Nigel prodded at them with the tweezers.
“Rubber,” said Nigel.
“Convey anything?”
“Somebody wearing goloshes. Miss Prentice, by gosh. I bet she wears goloshes. Or Miss C. herself. Good Lord,
” said Nigel, “perhaps the rector’s right. Perhaps it is a case of suicide.”
“These bits of rubber were caught on a projecting nail and some rough bits of wood inside the box.”
“Well, she might have trodden inside the box before she picked it up.”
“You have your moments,” said Alleyn. “I suppose she might.”
“Goloshes!” said Fox and chuckled deeply.
“Here!” said Nigel, angrily. “Have you got a case?’
“The makings of one,” said Alleyn. “We’re not going to tell you just yet, because we don’t want to lower our prestige.”
“We like to watch your struggles, Mr. Bathgate,” said Fox.
“We are, as it might be,” said Alleyn, “two experts on a watch-tower in the middle of a maze. ‘Look at the poor wretch,’ we say as we nudge each other, ‘there he goes into the same old blind alley. Jolly comical,’ we say, and then we laugh like anything. Don’t we, Fox?”
“So we do,” agreed Fox. “But never you mind, Mr. Bathgate, you’re doing very nicely.”
“Well, to hell with you anyway,” said Nigel. “And moreover what about Gladys Wright putting her splay foot on the soft pedal an hour and a half before the tragedy?”
“Perhaps she wore goloshes,” said Fox, and for the first time in these records he broke into a loud laugh.
CHAPTER TWENTY-ONE
According to Mr. Saul Tranter
ALLEYN FINISHED HIS report by nine o’clock. At a quarter-past nine they were back in the Biggins’s Ford, driving through pelting rain to the hall.

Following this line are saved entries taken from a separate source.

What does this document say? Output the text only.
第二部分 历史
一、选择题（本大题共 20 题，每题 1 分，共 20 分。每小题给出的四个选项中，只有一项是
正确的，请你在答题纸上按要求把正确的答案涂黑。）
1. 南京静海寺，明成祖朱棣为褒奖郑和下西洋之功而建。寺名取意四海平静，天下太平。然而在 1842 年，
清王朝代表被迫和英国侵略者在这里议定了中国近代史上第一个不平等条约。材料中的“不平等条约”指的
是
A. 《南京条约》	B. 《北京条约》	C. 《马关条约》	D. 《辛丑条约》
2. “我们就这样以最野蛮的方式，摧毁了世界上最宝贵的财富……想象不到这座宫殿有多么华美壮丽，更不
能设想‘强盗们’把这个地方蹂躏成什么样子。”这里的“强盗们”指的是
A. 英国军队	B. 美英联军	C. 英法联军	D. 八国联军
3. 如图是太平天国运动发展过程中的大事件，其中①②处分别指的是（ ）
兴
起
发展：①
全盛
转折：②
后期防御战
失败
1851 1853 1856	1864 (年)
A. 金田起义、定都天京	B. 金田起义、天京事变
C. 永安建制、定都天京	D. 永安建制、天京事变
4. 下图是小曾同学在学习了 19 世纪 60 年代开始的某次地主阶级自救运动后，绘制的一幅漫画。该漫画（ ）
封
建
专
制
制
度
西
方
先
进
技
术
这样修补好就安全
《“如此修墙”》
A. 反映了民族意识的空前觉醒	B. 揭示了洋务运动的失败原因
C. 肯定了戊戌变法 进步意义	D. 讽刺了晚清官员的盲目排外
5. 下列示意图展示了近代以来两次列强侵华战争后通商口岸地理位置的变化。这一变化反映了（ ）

“I’ll have to go up to the Yard before this case is many hours older,” said Alleyn. “I telephoned the A.C. this morning but I think I ought to see him and there are a lot of odd things to be cleared up. Perhaps tomorrow night. I’d like to get to the bottom of that meeting between Master Henry, Dinah Copeland and Miss Prentice. I rather think Master Henry wishes to unburden himself and Miss Dinah won’t let him. Here we are.”
Once more they crunched up the gravel path to the front door. The shutters had been closed and they and the windows were all locked. P.C. Fife was on duty. He let them in and being an incurious fellow retired thankfully when Alleyn said he would not be wanted for two hours.